Tagli su pubblica amministrazione, auto-blu, forze armate e giustizia, oltre a riduzione e accorpamento delle province. No ai tagli su università e mini-ospedali

Che cos’è lo Spending review

ROMA, 6 LUGLIO – La notte scorsa è stato approvato in Senato il decreto legge sulla “spending review”, volto a garantire un risparmio di 4,5 miliardi per il 2012, di 10,5 per il 2013 e di 11 per il 2014, oltre a consentire la posticipazione dell’aumento dell’Iva all’estate 2013.

Il Presidente del Consiglio Monti l’ha definito “sforbiciata ponderata”, non basata quindi sui tanto paventati “tagli lineari”.

CHE COS’E’ LO SPENDING REVIEW 

Ecco nel dettaglio le principali novità:

SOSTEGNO AI TERREMOTATI: tra il 2013 e il 2014 verranno stanziati complessivamente 2 miliardi di euro in favore delle popolazioni colpite dal terremoto.

TAGLI AL PERSONALE DELLA P.A.: si prevedono riduzioni del 20% tra i dirigenti e del 10% per gli altri livelli della pubblica amministrazione.

SALVAGUARDIA DEGLI ESODATI: saranno stanziati 1,2 miliardi a partire dal 2014 a sostegno di altri 55.000 lavoratori rientranti nella categoria dei cosiddetti “esodati”.

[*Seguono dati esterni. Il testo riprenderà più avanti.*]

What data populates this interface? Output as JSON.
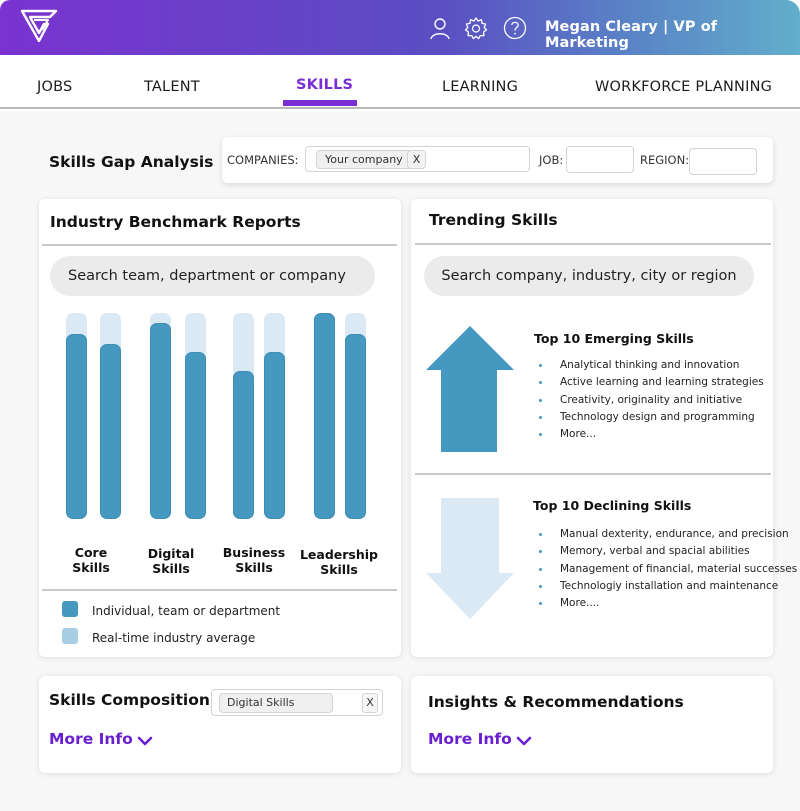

NO AI TAGLI DEI MINI-OSPEDALI: gli ospedali più piccoli non saranno eliminati; viene fissato solo un tetto massimo di spesa per dispositivi medici pari al 4,8%.

TAGLI ALLE AUTO-BLU: per i contestatissimi mezzi di trasporto non si dovrà superare il 50% della spesa dello scorso anno.

RIDUZIONE DELLE FORZE ARMATE: si prevedono tagli almeno del 10%, accanto a quelli sulle missioni di pace, sul Fondo per gli armamenti e sugli stanziamenti per le vittime dell’uranio impoverito.

INTOCCATA L’UNIVERSITA’: non saranno realizzati i tagli per 200 milioni di euro che dovevano essere destinati alle scuole paritarie.

RIDUZIONE DELLE PROVINCE: le attuali 110 province italiane saranno portate a 50; verranno inoltre istituite 10 città metropolitane entro il primo gennaio 2014.

TAGLI ALLA GIUSTIZIA: saranno eliminati 300 uffici giudiziari, per un risparmio pari a 50 milioni di euro.